High above the field at the recent Super Bowl, a tiny robot was hanging in tension. Fixed on wires and capable of skyrocketing and nosediving in three dimensions, the robot is also a video camera called SkyCam, now a staple in sports broadcasting. A new iteration of this technology wants to become the staple of another industry, but instead of hauling a camera and capturing football kickoffs, this version will carry and stack bricks.
Developed by an interdisciplinary team of researchers at the Chinese University of Hong Kong, CU-Brick is a cable-driven robot capable of building precise and intricate structures, piece by piece. Demonstration projects show the robot whizzing through the air and cleanly stacking bricks along the base of a wall. Its creators see the technology as a potential game-changing innovation for the construction industry, increasing the speed, accuracy, and safety of construction projects.
Created by Darwin Lau from the department of mechanical and automation engineering and Adam Fingrut from the school of architecture, CU-Brick moves just like one of those stadium cameras, with four anchors at the corners of the building site and connecting cables running overhead. Linked with a 3D model of the project, the robot picks up a brick in one place and sets it down in another until the structure is complete.
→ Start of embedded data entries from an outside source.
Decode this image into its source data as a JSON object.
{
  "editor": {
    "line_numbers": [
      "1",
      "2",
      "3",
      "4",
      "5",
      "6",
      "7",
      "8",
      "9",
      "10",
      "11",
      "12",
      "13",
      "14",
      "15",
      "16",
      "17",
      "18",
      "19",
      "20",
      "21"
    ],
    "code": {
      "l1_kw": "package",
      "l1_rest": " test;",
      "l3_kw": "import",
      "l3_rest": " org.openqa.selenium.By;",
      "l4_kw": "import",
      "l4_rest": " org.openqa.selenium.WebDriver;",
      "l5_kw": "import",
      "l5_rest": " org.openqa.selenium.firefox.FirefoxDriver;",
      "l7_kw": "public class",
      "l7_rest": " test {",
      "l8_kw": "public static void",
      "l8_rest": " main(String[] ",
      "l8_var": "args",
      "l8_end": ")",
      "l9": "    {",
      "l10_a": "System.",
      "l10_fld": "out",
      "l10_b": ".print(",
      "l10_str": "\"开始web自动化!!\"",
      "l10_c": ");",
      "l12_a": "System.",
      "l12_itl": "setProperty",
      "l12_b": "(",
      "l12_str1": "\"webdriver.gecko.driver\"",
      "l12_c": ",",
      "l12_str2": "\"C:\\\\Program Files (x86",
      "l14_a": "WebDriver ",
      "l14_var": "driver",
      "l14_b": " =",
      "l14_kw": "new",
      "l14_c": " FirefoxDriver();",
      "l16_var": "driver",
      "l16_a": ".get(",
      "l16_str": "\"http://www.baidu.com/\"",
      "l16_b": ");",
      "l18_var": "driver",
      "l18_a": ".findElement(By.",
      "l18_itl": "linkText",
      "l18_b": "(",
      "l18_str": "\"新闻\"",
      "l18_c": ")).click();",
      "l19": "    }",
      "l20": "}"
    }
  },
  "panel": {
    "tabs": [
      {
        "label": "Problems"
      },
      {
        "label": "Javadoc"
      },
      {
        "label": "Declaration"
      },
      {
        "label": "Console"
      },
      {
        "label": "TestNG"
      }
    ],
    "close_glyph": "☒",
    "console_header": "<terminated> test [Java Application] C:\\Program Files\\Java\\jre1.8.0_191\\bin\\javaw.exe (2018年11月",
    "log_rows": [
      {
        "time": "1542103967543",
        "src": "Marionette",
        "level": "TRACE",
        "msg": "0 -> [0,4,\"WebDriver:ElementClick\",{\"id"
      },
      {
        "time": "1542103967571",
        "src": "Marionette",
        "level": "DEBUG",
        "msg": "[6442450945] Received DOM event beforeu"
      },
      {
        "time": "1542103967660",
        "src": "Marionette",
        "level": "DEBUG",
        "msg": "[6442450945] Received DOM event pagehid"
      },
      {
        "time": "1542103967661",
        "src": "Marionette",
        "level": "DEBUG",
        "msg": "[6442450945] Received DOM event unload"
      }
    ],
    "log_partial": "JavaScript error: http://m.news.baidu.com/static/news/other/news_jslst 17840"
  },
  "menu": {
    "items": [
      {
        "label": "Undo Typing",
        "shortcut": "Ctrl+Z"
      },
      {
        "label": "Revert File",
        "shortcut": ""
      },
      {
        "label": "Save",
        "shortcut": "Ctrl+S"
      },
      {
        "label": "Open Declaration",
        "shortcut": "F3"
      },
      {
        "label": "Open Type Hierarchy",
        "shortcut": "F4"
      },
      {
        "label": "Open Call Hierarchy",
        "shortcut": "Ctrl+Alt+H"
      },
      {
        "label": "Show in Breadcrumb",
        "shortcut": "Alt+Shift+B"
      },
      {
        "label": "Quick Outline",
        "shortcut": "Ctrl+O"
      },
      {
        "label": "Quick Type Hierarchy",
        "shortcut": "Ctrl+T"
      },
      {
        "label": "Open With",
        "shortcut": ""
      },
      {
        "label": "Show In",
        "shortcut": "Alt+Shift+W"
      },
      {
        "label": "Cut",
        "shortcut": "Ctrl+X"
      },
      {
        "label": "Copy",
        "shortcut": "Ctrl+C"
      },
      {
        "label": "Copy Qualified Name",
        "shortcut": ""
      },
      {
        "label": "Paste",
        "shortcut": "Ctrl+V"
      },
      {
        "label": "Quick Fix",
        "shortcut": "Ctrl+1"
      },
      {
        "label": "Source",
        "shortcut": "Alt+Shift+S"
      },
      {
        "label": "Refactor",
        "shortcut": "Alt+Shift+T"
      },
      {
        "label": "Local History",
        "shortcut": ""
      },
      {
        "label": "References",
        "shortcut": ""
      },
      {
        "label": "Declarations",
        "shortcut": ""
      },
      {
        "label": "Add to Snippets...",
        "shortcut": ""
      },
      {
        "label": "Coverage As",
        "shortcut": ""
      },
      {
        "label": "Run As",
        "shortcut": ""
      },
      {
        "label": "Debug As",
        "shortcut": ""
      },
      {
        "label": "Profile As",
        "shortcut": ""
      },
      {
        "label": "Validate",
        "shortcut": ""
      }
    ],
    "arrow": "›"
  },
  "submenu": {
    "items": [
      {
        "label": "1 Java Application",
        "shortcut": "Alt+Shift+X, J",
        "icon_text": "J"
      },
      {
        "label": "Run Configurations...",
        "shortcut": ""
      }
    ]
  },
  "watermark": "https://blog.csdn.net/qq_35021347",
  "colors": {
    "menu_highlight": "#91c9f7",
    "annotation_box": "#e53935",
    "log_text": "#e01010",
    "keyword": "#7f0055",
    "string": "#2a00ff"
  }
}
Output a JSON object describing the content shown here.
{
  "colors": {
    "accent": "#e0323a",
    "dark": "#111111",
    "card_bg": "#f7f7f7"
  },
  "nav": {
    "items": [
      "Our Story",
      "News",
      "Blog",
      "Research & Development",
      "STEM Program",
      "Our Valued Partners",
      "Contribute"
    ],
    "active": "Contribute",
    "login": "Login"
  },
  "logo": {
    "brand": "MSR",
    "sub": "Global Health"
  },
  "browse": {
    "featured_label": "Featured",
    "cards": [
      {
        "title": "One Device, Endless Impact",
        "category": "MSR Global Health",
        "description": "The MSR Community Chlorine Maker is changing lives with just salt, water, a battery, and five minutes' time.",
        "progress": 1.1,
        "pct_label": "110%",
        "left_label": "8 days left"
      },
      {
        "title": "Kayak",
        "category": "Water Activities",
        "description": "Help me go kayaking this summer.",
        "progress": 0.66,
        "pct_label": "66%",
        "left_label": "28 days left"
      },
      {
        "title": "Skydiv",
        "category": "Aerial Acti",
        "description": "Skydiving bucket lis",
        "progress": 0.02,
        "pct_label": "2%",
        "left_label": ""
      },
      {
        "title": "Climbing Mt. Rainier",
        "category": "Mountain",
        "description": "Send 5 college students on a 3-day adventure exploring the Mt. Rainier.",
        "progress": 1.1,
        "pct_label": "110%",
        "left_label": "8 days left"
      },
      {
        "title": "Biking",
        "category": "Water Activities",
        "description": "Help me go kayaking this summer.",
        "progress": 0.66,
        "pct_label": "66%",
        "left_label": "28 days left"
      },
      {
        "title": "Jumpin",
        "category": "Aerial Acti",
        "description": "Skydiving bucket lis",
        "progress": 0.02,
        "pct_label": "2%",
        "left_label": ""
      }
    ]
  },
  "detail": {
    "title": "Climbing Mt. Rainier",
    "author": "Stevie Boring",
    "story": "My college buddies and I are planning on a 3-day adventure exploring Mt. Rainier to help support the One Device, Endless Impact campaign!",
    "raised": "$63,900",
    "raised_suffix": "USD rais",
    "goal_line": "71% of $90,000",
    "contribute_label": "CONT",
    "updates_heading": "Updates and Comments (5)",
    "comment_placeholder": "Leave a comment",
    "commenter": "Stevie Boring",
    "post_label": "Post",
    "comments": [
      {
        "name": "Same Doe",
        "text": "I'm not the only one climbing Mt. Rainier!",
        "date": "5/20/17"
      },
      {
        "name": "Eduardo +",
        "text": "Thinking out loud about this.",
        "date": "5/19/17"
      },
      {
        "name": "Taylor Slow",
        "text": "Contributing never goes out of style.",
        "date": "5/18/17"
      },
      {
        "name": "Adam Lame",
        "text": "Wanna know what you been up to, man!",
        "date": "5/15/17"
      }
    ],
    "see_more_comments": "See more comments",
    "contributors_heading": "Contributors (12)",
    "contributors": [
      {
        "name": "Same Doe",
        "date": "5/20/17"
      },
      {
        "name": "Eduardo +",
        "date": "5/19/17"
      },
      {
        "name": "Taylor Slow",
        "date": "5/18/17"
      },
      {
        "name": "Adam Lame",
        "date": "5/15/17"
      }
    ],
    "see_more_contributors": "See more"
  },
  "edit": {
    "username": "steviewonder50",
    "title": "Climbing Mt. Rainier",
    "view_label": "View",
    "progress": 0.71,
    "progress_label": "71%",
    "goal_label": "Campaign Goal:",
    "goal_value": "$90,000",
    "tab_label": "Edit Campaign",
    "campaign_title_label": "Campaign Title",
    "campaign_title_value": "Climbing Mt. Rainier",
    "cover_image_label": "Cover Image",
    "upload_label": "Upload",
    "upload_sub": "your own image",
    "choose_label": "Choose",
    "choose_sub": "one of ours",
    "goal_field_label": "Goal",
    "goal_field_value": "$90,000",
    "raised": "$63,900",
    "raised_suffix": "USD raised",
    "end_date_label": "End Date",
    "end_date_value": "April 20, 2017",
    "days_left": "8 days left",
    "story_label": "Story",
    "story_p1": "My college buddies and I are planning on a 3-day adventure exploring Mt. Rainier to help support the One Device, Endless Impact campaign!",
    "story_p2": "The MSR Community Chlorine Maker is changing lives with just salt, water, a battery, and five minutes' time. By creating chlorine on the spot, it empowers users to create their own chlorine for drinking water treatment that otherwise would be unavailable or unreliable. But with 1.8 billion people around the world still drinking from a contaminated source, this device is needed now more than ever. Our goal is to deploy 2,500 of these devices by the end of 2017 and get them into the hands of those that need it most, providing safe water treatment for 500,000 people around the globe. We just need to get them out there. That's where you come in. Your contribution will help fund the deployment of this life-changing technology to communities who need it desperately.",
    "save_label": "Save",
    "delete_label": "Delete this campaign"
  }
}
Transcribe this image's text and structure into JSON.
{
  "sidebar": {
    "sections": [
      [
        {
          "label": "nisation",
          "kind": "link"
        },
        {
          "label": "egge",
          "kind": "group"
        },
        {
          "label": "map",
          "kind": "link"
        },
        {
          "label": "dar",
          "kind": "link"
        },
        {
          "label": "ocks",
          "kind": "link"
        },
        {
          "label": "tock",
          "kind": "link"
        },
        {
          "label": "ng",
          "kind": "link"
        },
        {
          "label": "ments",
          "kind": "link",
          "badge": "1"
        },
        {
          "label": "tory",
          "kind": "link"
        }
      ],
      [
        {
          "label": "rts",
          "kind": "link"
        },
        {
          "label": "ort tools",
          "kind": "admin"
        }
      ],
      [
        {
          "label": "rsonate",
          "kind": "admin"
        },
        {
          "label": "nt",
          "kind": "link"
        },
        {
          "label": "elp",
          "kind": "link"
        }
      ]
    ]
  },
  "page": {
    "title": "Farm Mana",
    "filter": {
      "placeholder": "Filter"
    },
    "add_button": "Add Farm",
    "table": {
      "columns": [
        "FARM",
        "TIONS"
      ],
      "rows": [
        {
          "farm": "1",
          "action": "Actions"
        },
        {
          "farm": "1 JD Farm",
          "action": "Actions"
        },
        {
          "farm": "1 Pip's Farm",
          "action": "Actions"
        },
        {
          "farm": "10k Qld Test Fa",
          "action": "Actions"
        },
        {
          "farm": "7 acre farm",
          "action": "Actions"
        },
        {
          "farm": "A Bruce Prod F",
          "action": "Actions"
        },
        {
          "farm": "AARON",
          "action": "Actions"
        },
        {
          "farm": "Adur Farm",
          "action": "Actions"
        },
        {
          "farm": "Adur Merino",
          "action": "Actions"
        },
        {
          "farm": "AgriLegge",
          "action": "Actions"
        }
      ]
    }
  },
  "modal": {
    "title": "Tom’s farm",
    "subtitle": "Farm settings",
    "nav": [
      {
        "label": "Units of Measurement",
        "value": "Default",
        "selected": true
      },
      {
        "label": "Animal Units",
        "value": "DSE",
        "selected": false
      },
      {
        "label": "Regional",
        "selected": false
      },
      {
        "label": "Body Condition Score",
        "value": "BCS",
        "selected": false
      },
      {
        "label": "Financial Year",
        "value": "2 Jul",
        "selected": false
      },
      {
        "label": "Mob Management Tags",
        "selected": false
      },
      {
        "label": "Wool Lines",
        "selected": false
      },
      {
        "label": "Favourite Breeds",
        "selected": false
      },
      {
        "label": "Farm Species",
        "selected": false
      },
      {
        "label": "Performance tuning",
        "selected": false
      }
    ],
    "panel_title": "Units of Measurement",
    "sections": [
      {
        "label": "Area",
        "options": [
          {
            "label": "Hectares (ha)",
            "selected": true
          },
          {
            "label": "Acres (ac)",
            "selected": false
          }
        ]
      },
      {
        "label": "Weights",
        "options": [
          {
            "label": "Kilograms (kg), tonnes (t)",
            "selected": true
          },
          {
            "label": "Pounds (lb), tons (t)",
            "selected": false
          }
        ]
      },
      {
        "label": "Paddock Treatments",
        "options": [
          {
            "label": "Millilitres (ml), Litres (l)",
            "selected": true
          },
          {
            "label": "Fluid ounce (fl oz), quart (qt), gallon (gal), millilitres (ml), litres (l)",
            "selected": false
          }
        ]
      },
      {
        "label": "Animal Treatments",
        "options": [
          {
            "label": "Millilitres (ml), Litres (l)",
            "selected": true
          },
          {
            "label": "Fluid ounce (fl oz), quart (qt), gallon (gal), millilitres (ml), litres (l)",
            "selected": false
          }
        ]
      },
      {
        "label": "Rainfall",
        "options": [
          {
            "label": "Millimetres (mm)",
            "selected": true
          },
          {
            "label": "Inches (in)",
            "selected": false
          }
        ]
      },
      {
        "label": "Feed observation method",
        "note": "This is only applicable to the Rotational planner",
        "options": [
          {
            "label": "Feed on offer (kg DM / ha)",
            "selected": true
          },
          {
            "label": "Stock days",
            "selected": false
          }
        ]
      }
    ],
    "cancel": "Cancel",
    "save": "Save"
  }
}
“Cable robots may seem like something different, but if we think back one step, it’s just as if you can imagine multiple cranes put together,” says Lau.
They’ve been testing this idea at larger and larger scales, first with a 6.5-square-foot test runs in the lab, then scaled up to a temporary structure with 13 foot walls at the Hong Kong Science Museum. Soon, they’ll use the robot to build a permanent structure on the CUHK campus with walls more than 30 feet long.
This larger project is set to be constructed in a few months. The structure is intended to be a kind of recycling collection site and upcycling pavilion, with built-in cabinets for students to drop off old batteries and donate or take reusable items, like books and electronics. The roughly plus-shaped pavilion will have wavy brick walls that flare out at certain points to create the storage space for the recycling receptacles. Benches will also be added manually.
The idea is that this design, while not impossible for a human to build, can be built more accurately by a computer-controlled robot. “It’s about illustrating what the potential is in design, and how we can get maximum variety,” Fingrut says. “That becomes a design opportunity.”
It also can make the process of building safer. Lau says the system could eventually be scaled up to carry heavier building materials, or even entire room-size modules, reducing or even eliminating the need for human workers to carry heavy loads. “We want it to be a safe site. That’s the goal. Safe but also to make sense economically,” Lau says.
Fingrut says it’s too soon to say whether CU-Brick will make the construction process go faster, as the demonstration project is more about showing the dexterity of the system. But both he and Lau expect that this kind of automation can make construction faster and cheaper. “The machines we’ve been working with are capable of working without a lunch break,” Fingrut says.
CU-Brick doesn’t completely automate the building process. For the upcycling pavilion project, the system will include one robot to scan and select bricks. Then, a human will apply the right amount of mortar based on the stage of construction, and CU-Brick will carry and place the brick directly in the location shown in the 3D model.
Robots are hardly new to the construction world. Automated technologies like multi-axis robotic arms have been used to explore pick-and-place construction, where an arm picks up individual building blocks and gradually stacks them into a structure, either from a fixed point or a moving base. Flying drones have even been suggested as potential labor assistants for this type of piecemeal construction. All of these options have their limitations, from how high they can build to how heavy the building materials can be. CU-Brick, Lau says, “can have a large space as well as a good payload to carry.”
Fingrut says one of the other benefits of the CU-Brick system is its compact size, especially when existing structures can be used to create the four anchor points for the cables. “The whole system could be a laptop, and the rests fit inside a small suitcase or backpack,” he says. Compared to a robotic arm, which could require a tractor to move from one place to another on a building site, CU-Brick is a versatile alternative.
It’s also a way to solve a labor issue plaguing the global construction industry. For repetitive, manual jobs like bricklaying, robots offer a viable solution.
“It’s not a matter of robots replacing human workers, it’s that there are no human workers who want to do this job,” says Lau.